In 2007, Farrés returned to KTM where he won the Spanish Rally Raid Championship and also moved to the FIM Cross-Country Rallies World Championship where he made his debut in the Rally of Tunisia, finishing in fourth place. Later that year, he won the Baja Aragón for the first time. Due to injuries sustained in a rally in Dubai, he did not compete again until the 2009 Dakar Rally, where he performed well, helping his teammate and compatriot Marc Coma, to win the event in the motorcycle category. He won the Baja Aragón again later that year.
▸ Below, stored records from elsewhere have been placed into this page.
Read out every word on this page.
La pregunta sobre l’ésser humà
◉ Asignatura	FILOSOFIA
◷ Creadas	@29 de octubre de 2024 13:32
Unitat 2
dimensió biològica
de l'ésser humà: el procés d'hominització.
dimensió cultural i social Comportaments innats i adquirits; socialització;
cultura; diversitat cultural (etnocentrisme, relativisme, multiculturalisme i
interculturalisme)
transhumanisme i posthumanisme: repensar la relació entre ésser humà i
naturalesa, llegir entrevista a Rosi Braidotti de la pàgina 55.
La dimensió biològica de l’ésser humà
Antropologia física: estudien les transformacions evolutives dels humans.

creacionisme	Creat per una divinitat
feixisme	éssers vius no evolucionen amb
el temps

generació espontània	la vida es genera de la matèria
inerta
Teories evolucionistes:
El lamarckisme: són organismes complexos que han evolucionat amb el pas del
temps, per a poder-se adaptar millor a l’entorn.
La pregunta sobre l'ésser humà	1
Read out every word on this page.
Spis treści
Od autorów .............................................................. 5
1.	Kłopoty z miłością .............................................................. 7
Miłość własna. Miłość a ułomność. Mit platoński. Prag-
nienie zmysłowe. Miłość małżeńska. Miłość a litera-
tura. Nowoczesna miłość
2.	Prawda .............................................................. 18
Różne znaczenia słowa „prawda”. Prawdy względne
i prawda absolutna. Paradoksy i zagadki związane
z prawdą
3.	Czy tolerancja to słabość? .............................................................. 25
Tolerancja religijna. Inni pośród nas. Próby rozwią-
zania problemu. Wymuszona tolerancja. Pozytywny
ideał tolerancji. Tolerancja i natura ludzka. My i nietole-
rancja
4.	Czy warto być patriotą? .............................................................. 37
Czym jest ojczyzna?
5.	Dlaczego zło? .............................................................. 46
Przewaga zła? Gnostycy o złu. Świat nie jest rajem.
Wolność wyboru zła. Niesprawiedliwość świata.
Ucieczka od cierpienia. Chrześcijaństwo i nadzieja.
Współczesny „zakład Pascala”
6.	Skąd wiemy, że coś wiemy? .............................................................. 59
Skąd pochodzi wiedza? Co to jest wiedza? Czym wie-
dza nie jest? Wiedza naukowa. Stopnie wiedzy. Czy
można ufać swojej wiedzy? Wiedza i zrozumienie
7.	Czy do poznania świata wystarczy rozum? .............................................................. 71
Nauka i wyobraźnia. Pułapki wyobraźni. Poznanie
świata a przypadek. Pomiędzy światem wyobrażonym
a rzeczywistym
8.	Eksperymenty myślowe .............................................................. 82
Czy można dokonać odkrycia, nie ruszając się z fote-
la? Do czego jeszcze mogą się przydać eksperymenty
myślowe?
In 2010, he signed with Aprilia for the Dakar Rally, a brand that was racing in that event for the first time. However, Farrés could not finish the race. In 2011, he won the Baja Aragón for the third time, and finished the Dakar Rally in 28th position. In 2012, he finished 7th in the Dakar, where he was riding a KTM for the Bordone Ferrari team. In 2013, he finished 69th overall with the Honda Wild Wolf team and in 2014 after being signed by Gas Gas he had to retire in 2014 and 2015 editions.

At the end of 2015, Farrés signed with Himoinsa, with whom he finished 8th in the 2016 Dakar Rally. With Himoinsa, he won the Hellas Rally and the Transanatolia Rally. The following year, he achieved third place overall in the 2017 Dakar Rally, thus managing to finish on the podium for the first time. He also managed to win the last stage of the rally. At the 2018 Dakar Rally, he made his last appearance on a motorcycle in that event. At the 2019 Dakar Rally, he switched to the UTV category and together with Daniel Oliveras, he won the 3rd stage and finished the event in second place in the general classification. At the 2020 Dakar Rally, he finished in 11th place with three stage wins.